A microfluidic labyrinth self-assembled by a chemical garden.
- Resource Type
- Academic Journal
- Authors
- Testón-Martínez S; Instituto Andaluz de Ciencias de la Tierra, CSIC-Universidad de Granada, 18100 Armilla, Granada, Spain. s.testonmartinez@gmail.com.; Huertas-Roldán T; Instituto Andaluz de Ciencias de la Tierra, CSIC-Universidad de Granada, 18100 Armilla, Granada, Spain. s.testonmartinez@gmail.com.; Knoll P; Instituto Andaluz de Ciencias de la Tierra, CSIC-Universidad de Granada, 18100 Armilla, Granada, Spain. s.testonmartinez@gmail.com.; Barge LM; NASA Jet Propulsion Laboratory, California Institute of Technology, 4800 Oak Grove Drive, Pasadena CA, USA.; Sainz-Díaz CI; Instituto Andaluz de Ciencias de la Tierra, CSIC-Universidad de Granada, 18100 Armilla, Granada, Spain. s.testonmartinez@gmail.com.; Cartwright JHE; Instituto Andaluz de Ciencias de la Tierra, CSIC-Universidad de Granada, 18100 Armilla, Granada, Spain. s.testonmartinez@gmail.com.; Instituto Carlos I de Física Teórica y Computacional, Universidad de Granada, 18071, Granada, Spain.
- Source
- Publisher: Royal Society of Chemistry Country of Publication: England NLM ID: 100888160 Publication Model: Electronic Cited Medium: Internet ISSN: 1463-9084 (Electronic) Linking ISSN: 14639076 NLM ISO Abbreviation: Phys Chem Chem Phys Subsets: PubMed not MEDLINE; MEDLINE
- Subject
- Language
- English
Chemical gardens, self-assembling precipitates that spontaneously form when a metal salt is added to a solution of another precipitating anion, are of interest for various applications including producing reactive materials in controlled structures.
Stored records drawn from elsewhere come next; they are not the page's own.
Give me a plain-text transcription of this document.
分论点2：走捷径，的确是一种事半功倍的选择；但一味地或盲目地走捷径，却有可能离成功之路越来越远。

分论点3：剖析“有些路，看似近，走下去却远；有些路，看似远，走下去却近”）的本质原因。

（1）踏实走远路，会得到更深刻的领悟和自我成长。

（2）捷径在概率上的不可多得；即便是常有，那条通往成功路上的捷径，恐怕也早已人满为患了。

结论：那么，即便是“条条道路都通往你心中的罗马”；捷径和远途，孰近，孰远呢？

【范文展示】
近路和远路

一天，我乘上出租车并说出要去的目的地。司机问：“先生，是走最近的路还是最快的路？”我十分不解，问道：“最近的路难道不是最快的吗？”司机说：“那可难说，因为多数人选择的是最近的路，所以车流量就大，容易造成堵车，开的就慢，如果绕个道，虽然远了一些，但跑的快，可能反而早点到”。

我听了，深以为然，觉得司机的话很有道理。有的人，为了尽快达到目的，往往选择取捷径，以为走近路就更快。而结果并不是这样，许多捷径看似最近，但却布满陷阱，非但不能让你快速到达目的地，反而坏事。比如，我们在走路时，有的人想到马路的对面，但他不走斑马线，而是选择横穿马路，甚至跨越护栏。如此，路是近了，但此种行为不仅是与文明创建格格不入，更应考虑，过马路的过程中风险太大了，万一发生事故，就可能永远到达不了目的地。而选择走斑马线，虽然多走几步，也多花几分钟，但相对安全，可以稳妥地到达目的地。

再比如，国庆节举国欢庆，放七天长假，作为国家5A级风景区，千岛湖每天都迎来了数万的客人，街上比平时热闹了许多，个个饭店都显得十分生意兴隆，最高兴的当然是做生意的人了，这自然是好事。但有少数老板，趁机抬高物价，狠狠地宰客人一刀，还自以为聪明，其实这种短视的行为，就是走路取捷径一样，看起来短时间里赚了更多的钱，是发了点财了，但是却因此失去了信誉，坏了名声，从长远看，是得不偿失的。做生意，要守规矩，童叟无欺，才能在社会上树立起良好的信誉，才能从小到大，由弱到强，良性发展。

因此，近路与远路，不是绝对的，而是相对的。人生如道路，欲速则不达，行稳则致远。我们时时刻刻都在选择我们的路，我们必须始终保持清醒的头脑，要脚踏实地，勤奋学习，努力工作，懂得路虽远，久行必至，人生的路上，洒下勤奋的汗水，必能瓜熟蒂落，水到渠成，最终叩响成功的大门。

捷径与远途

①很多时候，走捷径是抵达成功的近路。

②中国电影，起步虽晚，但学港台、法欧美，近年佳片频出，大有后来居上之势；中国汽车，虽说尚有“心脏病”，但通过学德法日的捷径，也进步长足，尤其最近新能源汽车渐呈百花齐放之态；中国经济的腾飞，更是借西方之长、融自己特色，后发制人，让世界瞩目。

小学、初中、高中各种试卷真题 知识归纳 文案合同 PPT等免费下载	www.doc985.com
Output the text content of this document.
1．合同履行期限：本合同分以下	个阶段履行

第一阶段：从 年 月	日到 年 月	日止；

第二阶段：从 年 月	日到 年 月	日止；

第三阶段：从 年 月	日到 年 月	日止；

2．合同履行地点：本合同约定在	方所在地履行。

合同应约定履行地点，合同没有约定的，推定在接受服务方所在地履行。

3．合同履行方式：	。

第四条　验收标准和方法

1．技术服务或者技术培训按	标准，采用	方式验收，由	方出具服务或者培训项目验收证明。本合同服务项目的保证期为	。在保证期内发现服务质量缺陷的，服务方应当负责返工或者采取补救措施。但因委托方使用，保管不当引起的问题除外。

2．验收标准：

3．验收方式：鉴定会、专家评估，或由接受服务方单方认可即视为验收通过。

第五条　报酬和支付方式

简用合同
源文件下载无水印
Here, we report on two chemical garden reaction systems (CuCl 2 and Cu(NO 3 ) 2 seed crystals submerged in sodium silicate) that produced self-assembled microfluidic labyrinths in a vertical 2D Hele-Shaw reactor. The formation of labyrinths as well as the specific growth modes of the precipitate were dependent on the silicate concentration: CuCl 2 labyrinths formed only at 3 and 4 M silicate and Cu(NO 3 ) 2 labyrinths formed only at 4 and 5 M silicate. The labyrinth structures contained silicate on the exterior and crystalline material interpreted as hydrated minerals from the metal salt in their interiors. The bubble-guided tubes that form labyrinths can be controlled by changing the angle of the 2D reaction cell; this suggests that future experiments of this type could form self-organizing structures with controlled composition and orientation for use in microfluidics and various materials science applications.